Fairfax County’s interactive climate map shows heat and flooding conditions (via Office of Environmental and Energy Coordination)

As Fairfax County finalizes its first-ever plan to address the future effects of climate change, community members can see how the phenomenon already affects them with a newly released interactive map.

Launched last week, the climate map depicts heat and flooding data that can be viewed in conjunction with maps of the county’s population and infrastructure, including roads, utilities, and public facilities.

“The Fairfax County interactive climate map is a dynamic tool showcasing some of the best available data we have to date on climate impacts in our community,” Matt Meyers, the climate planning division director for the Fairfax County Office of Environmental and Energy Coordination, said. “The map is meant to inform and empower county residents, business owners, and community leaders to actively prepare for and participate in resilience efforts on a local level.”

The map offers a clear illustration of the heat island effect, showing that average daytime temperatures are higher in more populated and developed areas along major highways, like Tysons, Reston, the Fair Lakes and Fair Oaks area, and the Route 1 corridor.

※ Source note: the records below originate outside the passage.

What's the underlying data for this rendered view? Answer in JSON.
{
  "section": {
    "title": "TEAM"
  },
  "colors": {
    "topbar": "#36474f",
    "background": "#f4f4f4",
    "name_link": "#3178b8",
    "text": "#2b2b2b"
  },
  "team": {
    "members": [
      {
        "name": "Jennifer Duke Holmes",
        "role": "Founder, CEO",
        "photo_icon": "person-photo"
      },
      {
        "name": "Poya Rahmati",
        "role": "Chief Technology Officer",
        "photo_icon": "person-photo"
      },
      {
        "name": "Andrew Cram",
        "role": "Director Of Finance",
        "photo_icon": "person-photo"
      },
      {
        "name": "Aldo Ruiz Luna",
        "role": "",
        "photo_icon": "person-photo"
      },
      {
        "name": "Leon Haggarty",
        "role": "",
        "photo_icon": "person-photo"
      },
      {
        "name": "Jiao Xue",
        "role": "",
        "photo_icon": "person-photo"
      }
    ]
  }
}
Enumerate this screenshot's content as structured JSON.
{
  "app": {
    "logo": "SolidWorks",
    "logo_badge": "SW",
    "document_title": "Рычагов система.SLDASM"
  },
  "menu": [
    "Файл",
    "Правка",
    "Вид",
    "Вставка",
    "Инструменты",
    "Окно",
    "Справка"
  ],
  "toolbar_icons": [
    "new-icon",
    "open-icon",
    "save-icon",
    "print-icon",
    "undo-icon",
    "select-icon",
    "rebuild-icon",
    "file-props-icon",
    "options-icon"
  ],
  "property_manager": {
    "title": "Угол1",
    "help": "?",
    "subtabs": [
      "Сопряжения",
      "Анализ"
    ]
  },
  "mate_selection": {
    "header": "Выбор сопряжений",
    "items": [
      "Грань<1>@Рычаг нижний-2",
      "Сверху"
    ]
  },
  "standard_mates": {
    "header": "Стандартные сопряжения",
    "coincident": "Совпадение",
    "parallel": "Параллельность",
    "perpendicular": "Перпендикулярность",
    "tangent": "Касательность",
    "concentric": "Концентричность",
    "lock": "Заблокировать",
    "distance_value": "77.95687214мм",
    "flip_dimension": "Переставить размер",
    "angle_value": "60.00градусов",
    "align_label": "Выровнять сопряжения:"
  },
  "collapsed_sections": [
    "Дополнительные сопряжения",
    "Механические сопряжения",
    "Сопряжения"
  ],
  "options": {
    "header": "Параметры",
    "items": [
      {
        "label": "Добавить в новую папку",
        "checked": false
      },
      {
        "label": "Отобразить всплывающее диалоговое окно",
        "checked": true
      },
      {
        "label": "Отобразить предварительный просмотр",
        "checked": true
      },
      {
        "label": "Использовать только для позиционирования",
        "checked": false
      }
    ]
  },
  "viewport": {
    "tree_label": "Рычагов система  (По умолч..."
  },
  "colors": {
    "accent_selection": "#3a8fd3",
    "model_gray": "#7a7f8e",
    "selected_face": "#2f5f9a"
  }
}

Flooding appears to be most intense in the southeast part of the county, with waters from the Potomac River and Occoquan Bay overflowing onto Belle Haven, Lorton, Mason Neck, and Fort Belvoir. If sea levels rise a foot, Mason Neck will noticeably shrink. If they rise three feet, the Route 1 ramps to I-495 at the Alexandria border will be submerged.

Mason Neck with a 1-foot rise in sea level (via Office of Environmental and Energy Coordination)

The OEEC developed the map using information gathered through its Resilient Fairfax initiative, which started last year to establish a Climate Adaptation and Resilience Plan intended to reduce and prepare the county for the damages that will come with a rapidly warming Earth.

So far, the initiative has produced:

The Climate Adaptation and Resilience Plan will be finalized and presented to the Board of Supervisors for acceptance this fall, according to OEEC spokesperson Ali Althen.

The climate map uses the same data that went into the projections report and risk assessment, but it’s narrower in scope, focusing on current flood and heat information with some indicators of future conditions, such as “projected sea level rise and coastal storm surge,” the OEEC says.

With marginalized communities facing the most severe consequences from climate change, the map also incorporates data from the county’s Vulnerability Index, which scored different areas based on residents’ income, education, homeownership, and other socioeconomic factors.

The OEEC says it’s important for residents to understand what climate hazards are in store for the county so they can get involved in efforts to address those impacts. In Belle Haven, for instance, the U.S. Army Corps of Engineers has already proposed building a wall to mitigate flooding.

“Awareness is the first step toward climate readiness, and we hope this tool will allow users to grow in their understanding of the risks facing Fairfax County now and in the years to come,” Meyers said.